The physician will give the patient specific pre-test directions to follow, but patients are often given common guidelines, such as:
- Patients should not eat, drink, or smoke for four hours before stress echocardiography, but should take any medications as usual unless otherwise directed, and
- Patients receiving transesophageal echocardiography should not eat after midnight the night before the test, but should take any medications as usual.
Echocardiography is performed by a trained sonographer or technician at an echocardiography lab, a clinic, or in the patient's hospital room. Throughout the test, an electrocardiogram, or ECG, which record's the heart's electrical activity, is performed to monitor the heartbeat and blood pressure is monitored. For transthoracic and stress echocardiography, a gel is used on the chest to improve conduction and reception, it may feel cold and moist. The transducer is moved across the chest to gather data and the patient may feel slight pressure surrounding the area being examined. The patient may hear a 'whooshing' sound, which is the amplified sound of the blood flowing.

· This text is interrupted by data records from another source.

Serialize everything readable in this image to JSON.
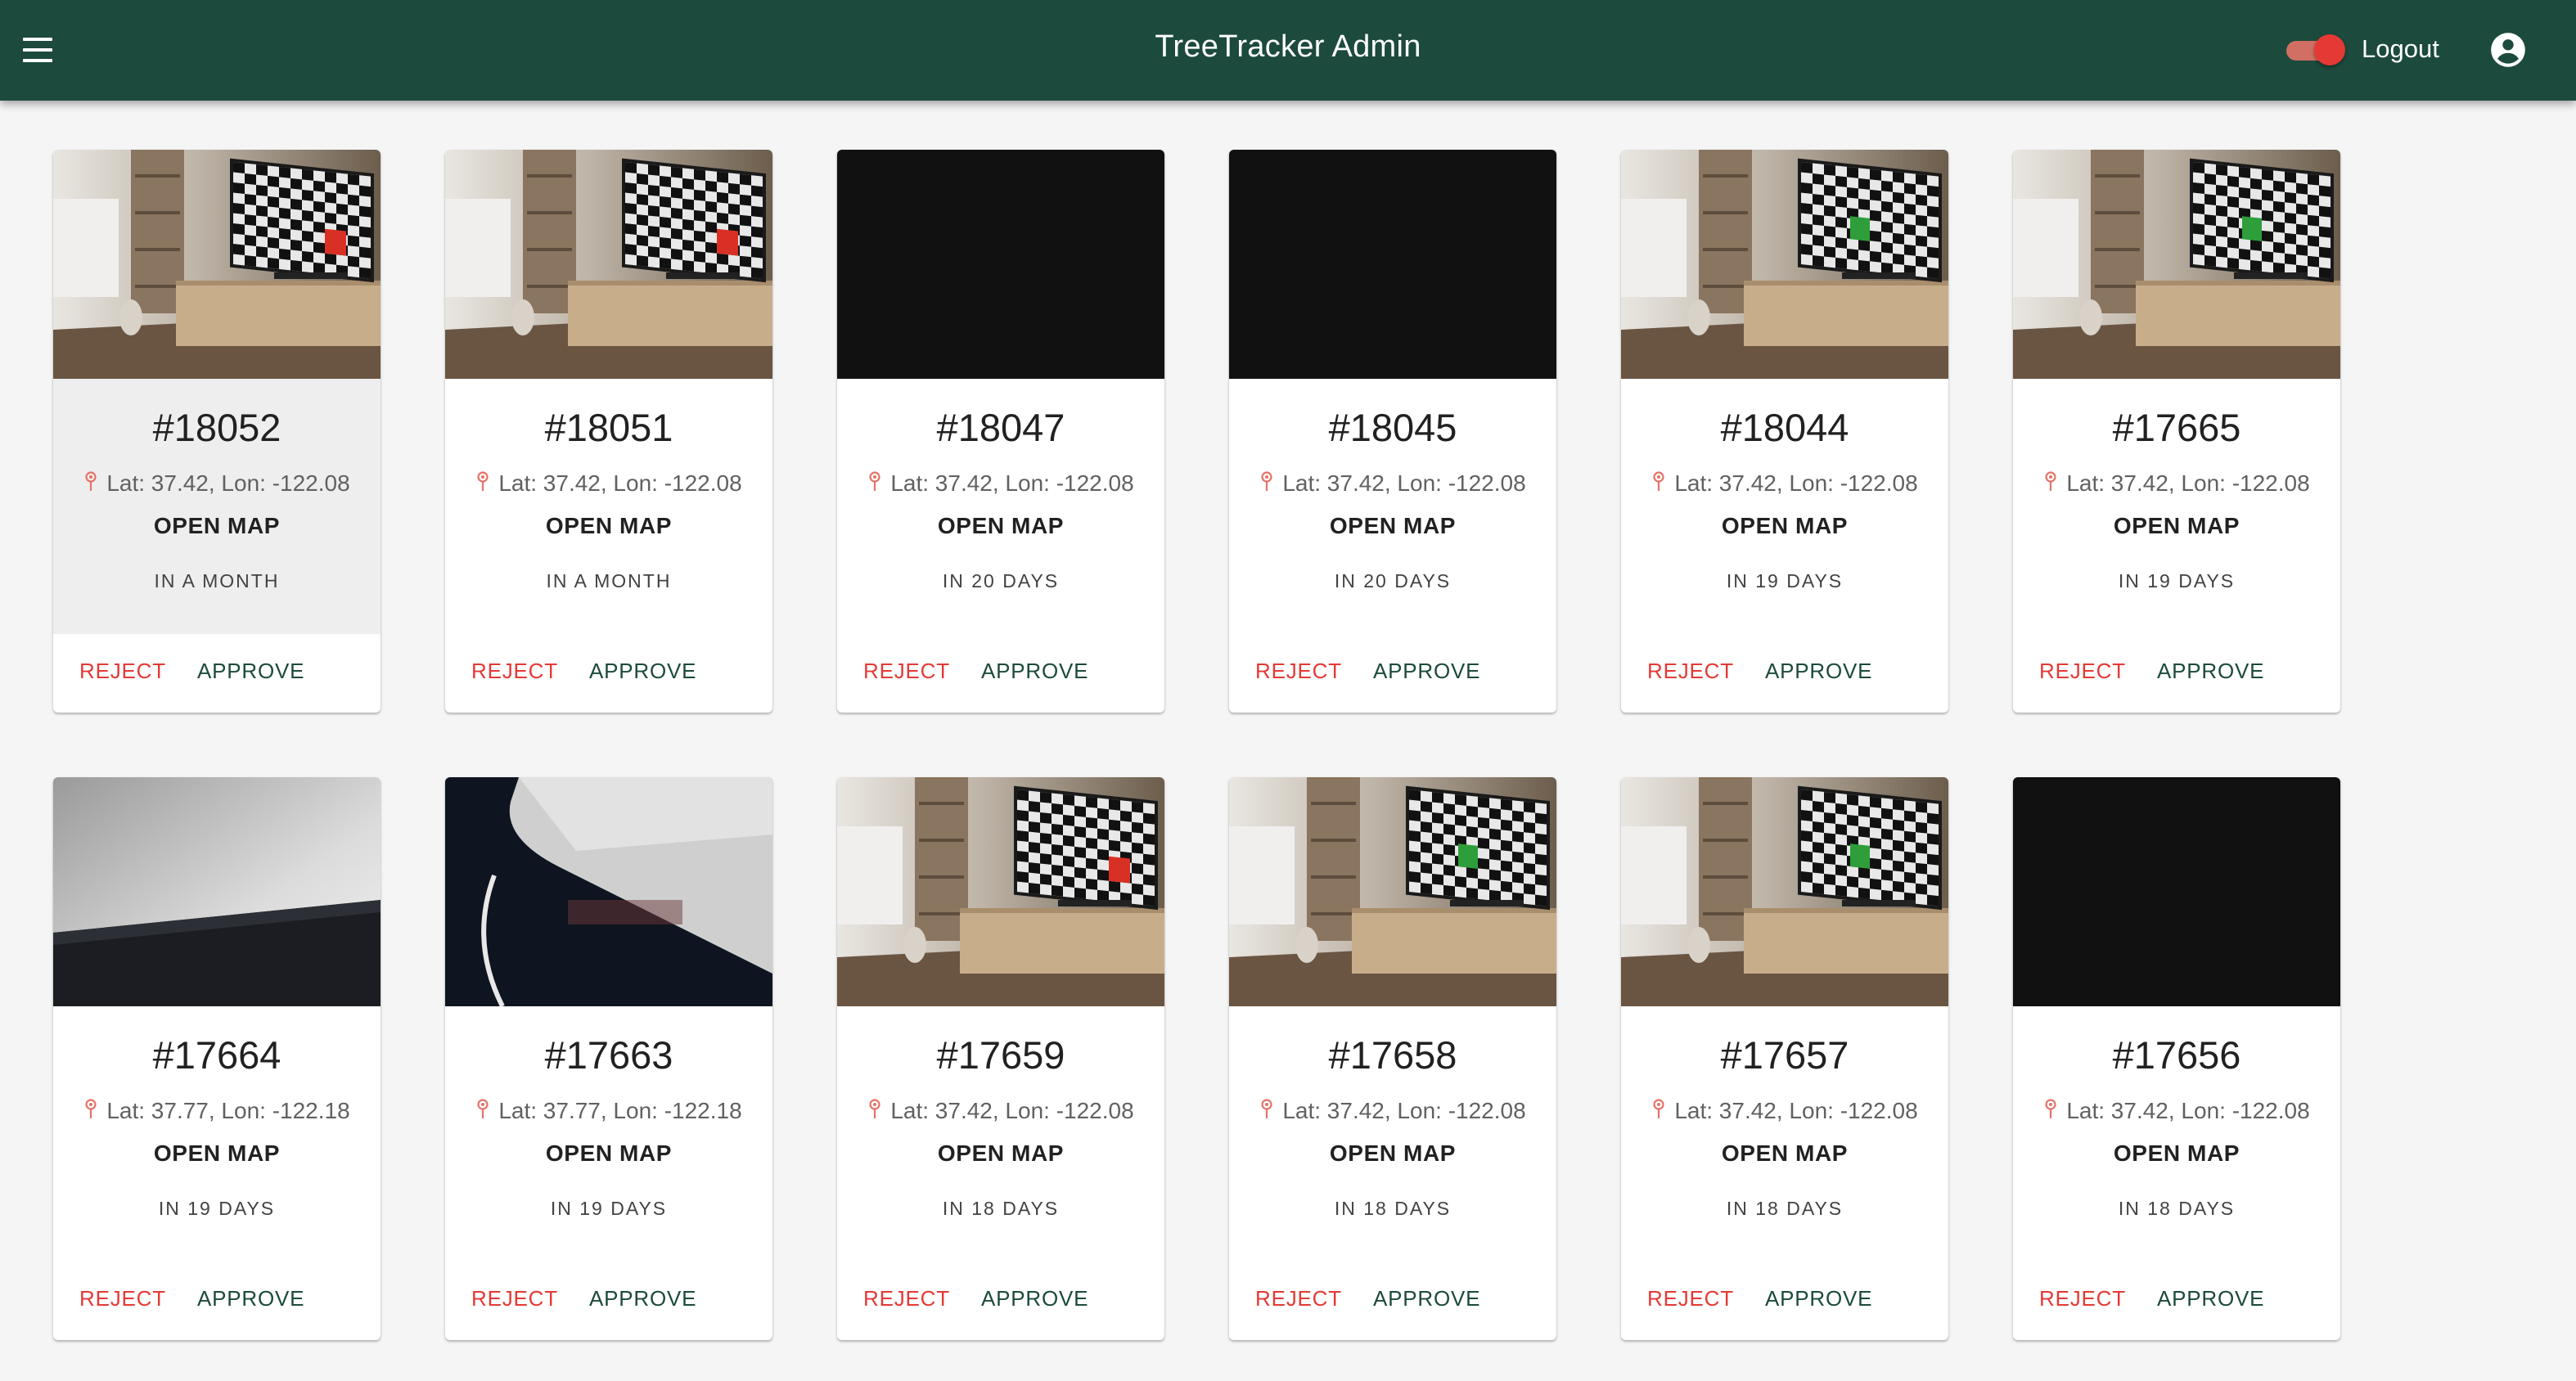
{
  "app": {
    "title": "TreeTracker Admin",
    "logout_label": "Logout",
    "toggle_on": true,
    "accent_color": "#1c4a3d",
    "danger_color": "#e53935"
  },
  "card_actions": {
    "open_map_label": "OPEN MAP",
    "reject_label": "REJECT",
    "approve_label": "APPROVE"
  },
  "cards": [
    {
      "id": "#18052",
      "coords": "Lat: 37.42, Lon: -122.08",
      "time": "IN A MONTH",
      "image": "checker-tv",
      "marker_color": "red",
      "selected": true
    },
    {
      "id": "#18051",
      "coords": "Lat: 37.42, Lon: -122.08",
      "time": "IN A MONTH",
      "image": "checker-tv",
      "marker_color": "red",
      "selected": false
    },
    {
      "id": "#18047",
      "coords": "Lat: 37.42, Lon: -122.08",
      "time": "IN 20 DAYS",
      "image": "black",
      "marker_color": "",
      "selected": false
    },
    {
      "id": "#18045",
      "coords": "Lat: 37.42, Lon: -122.08",
      "time": "IN 20 DAYS",
      "image": "black",
      "marker_color": "",
      "selected": false
    },
    {
      "id": "#18044",
      "coords": "Lat: 37.42, Lon: -122.08",
      "time": "IN 19 DAYS",
      "image": "checker-tv",
      "marker_color": "green",
      "selected": false
    },
    {
      "id": "#17665",
      "coords": "Lat: 37.42, Lon: -122.08",
      "time": "IN 19 DAYS",
      "image": "checker-tv",
      "marker_color": "green",
      "selected": false
    },
    {
      "id": "#17664",
      "coords": "Lat: 37.77, Lon: -122.18",
      "time": "IN 19 DAYS",
      "image": "gray-surface",
      "marker_color": "",
      "selected": false
    },
    {
      "id": "#17663",
      "coords": "Lat: 37.77, Lon: -122.18",
      "time": "IN 19 DAYS",
      "image": "laptop-corner",
      "marker_color": "",
      "selected": false
    },
    {
      "id": "#17659",
      "coords": "Lat: 37.42, Lon: -122.08",
      "time": "IN 18 DAYS",
      "image": "checker-tv",
      "marker_color": "red",
      "selected": false
    },
    {
      "id": "#17658",
      "coords": "Lat: 37.42, Lon: -122.08",
      "time": "IN 18 DAYS",
      "image": "checker-tv",
      "marker_color": "green",
      "selected": false
    },
    {
      "id": "#17657",
      "coords": "Lat: 37.42, Lon: -122.08",
      "time": "IN 18 DAYS",
      "image": "checker-tv",
      "marker_color": "green",
      "selected": false
    },
    {
      "id": "#17656",
      "coords": "Lat: 37.42, Lon: -122.08",
      "time": "IN 18 DAYS",
      "image": "black",
      "marker_color": "",
      "selected": false
    }
  ]
}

For transesophageal echocardiography, a sedative will be administered. For a transesophageal echocardiogram, the patient swallows a long, slender, flexible tube that has an ultrasound-imaging device near its tip. The tube is directed from the mouth, through the esophagus, and into the stomach.
For stress echocardiography, the patient exercises on a treadmill or stationary bicycle until reaching a pre-determined target heart rate, then stops exercising and the transthoracic echocardiographic technique is used.
Occasionally, the patient may be asked remain silent or hold his or her breath so that the heart may be seen more clearly.
The procedure lasts approximately 30 to 60 minutes.